The quick, strong pull on the tibial tubercle has an avulsion-fracture like effect (when a small bone fragment breaks away from the main bone mass) that would cause an inflammation of the periostium. However, with the child being actively involved with the sport, this effect is magnified as the action is repeated. The frequency and repetitive nature of the sport doesn’t allow the periostium to recover and thus causes a chronic inflammation on the prominence of the tubercle (see image). This leads to a constant, persistent pain, especially on impact. This pain will not only limit the child’s performance in the sport, preventing them from excelling, it would also cause a lot of inconveniences later on in their growing years.
Osteochondrosis of the tibial tubercle was first recognized in the early 1900s. Two separate clinicians reported on a phenomenon in which active adolescents were complaining of pain with running and jumping centered over their tibial tubercle. Both Osgood and Schlatter were credited with identifying this condition and thus were attached to its title.
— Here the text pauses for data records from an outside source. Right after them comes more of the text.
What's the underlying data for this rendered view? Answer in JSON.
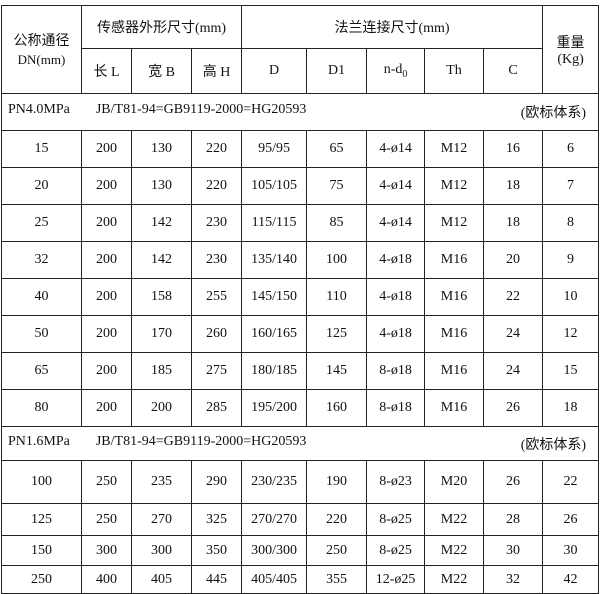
{
  "header": {
    "nominal": "公称通径",
    "nominal_unit": "DN(mm)",
    "sensor_group": "传感器外形尺寸(mm)",
    "flange_group": "法兰连接尺寸(mm)",
    "weight": "重量",
    "weight_unit": "(Kg)",
    "columns": [
      "长 L",
      "宽 B",
      "高 H",
      "D",
      "D1",
      "n-d",
      "Th",
      "C"
    ],
    "nd_sub": "0"
  },
  "sections": [
    {
      "pressure": "PN4.0MPa",
      "standard": "JB/T81-94=GB9119-2000=HG20593",
      "system": "(欧标体系)",
      "rows": [
        [
          "15",
          "200",
          "130",
          "220",
          "95/95",
          "65",
          "4-ø14",
          "M12",
          "16",
          "6"
        ],
        [
          "20",
          "200",
          "130",
          "220",
          "105/105",
          "75",
          "4-ø14",
          "M12",
          "18",
          "7"
        ],
        [
          "25",
          "200",
          "142",
          "230",
          "115/115",
          "85",
          "4-ø14",
          "M12",
          "18",
          "8"
        ],
        [
          "32",
          "200",
          "142",
          "230",
          "135/140",
          "100",
          "4-ø18",
          "M16",
          "20",
          "9"
        ],
        [
          "40",
          "200",
          "158",
          "255",
          "145/150",
          "110",
          "4-ø18",
          "M16",
          "22",
          "10"
        ],
        [
          "50",
          "200",
          "170",
          "260",
          "160/165",
          "125",
          "4-ø18",
          "M16",
          "24",
          "12"
        ],
        [
          "65",
          "200",
          "185",
          "275",
          "180/185",
          "145",
          "8-ø18",
          "M16",
          "24",
          "15"
        ],
        [
          "80",
          "200",
          "200",
          "285",
          "195/200",
          "160",
          "8-ø18",
          "M16",
          "26",
          "18"
        ]
      ]
    },
    {
      "pressure": "PN1.6MPa",
      "standard": "JB/T81-94=GB9119-2000=HG20593",
      "system": "(欧标体系)",
      "rows": [
        [
          "100",
          "250",
          "235",
          "290",
          "230/235",
          "190",
          "8-ø23",
          "M20",
          "26",
          "22"
        ],
        [
          "125",
          "250",
          "270",
          "325",
          "270/270",
          "220",
          "8-ø25",
          "M22",
          "28",
          "26"
        ],
        [
          "150",
          "300",
          "300",
          "350",
          "300/300",
          "250",
          "8-ø25",
          "M22",
          "30",
          "30"
        ],
        [
          "250",
          "400",
          "405",
          "445",
          "405/405",
          "355",
          "12-ø25",
          "M22",
          "32",
          "42"
        ]
      ]
    }
  ]
}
They described the disease as occurring in children who are undergoing rapid growth who place stress on the developing tubercle through patellar tendon force. Through this force, others theorized that the maturing tubercle is partially or completely avulsed. The authors distinguished this entity from a tibial tubercle avulsion fracture and stressed that the condition is due to repetitive loading of the area. This is the classic description of traction apophysitis.
Osgood Schlatter disease was originally reported to be found more often in boys than in girls. With the increasing number of young female athletes, the condition is now being seen at a similar rate to young males. Young girls present with symptoms earlier, between the ages of 10 and 13 years, as opposed to the boys, who develop the condition between the ages of 12 and 14 years. The prevalence of Osgood Schlatter disease was reportedly 21% of a group of athletic adolescents, compared with only 4.5% of nonathletic individuals. Running, basketball, and hockey are the most common sports in which boys develop symptoms, whereas gymnastics, volleyball, and figure skating are the most common for girls. The disease is found bilaterally in 20% to 30% of individuals. Often, enlargement of the tibial tubercle is found from repeated repair attempts.
Ehrenborg described four stages of development of the tibial tubercle: the cartilaginous, apophyseal, epiphyseal, and bony stages, in that order.
Ehrenborg believed that Osgood Schlatter disease results from repetitive traumatic avulsion of the patellar tendon from the tibial tubercle.
The clinical presentation of Osgood Schlatter disease is straight forward. Patients complain of activity-related pain focused over the tibial tubercle and distal patellar tendon. With questioning, adolescents will report discomfort that worsens with running, jumping, or kneeling. Typically, patients will not halt their activities because of discomfort.
The history may include a gradual onset of pain that is accompanied by swelling over the area. Basketball, volleyball, gymnastics, and soccer are often the activities associated with this syndrome. The common threads in these activities include running and jumping that loads the knee in flexion, leading to an eccentric quadriceps contraction.
Plain radiographs of the affected knee-
Because of the high level of operator dependence, this modality is not widely recommended.
MRI- is appropriate for cases in which the extent of soft tissue swelling or tubercle prominence is unusual.
Hirano and colleagues evaluated the progression of Osgood Schlatter Disease with magnetic resonance imaging (MRI). They described five stages in the progression and resolution of this condition.
Treatment is guided by the severity of symptoms. As evidenced by the natural history evaluations, this syndrome is generally a self-limited condition. Improvement can be gradual, which should be stressed to the patient and family. A period of 12 to18 months can pass before the complete resolution of symptoms. This correlates with the duration needed for closure of the epiphysis.
The best way to prevent the onset of OSD is to ensure adequate stretching and good control of the quadriceps. Adequate prehab should thus be a key before starting any form of sport.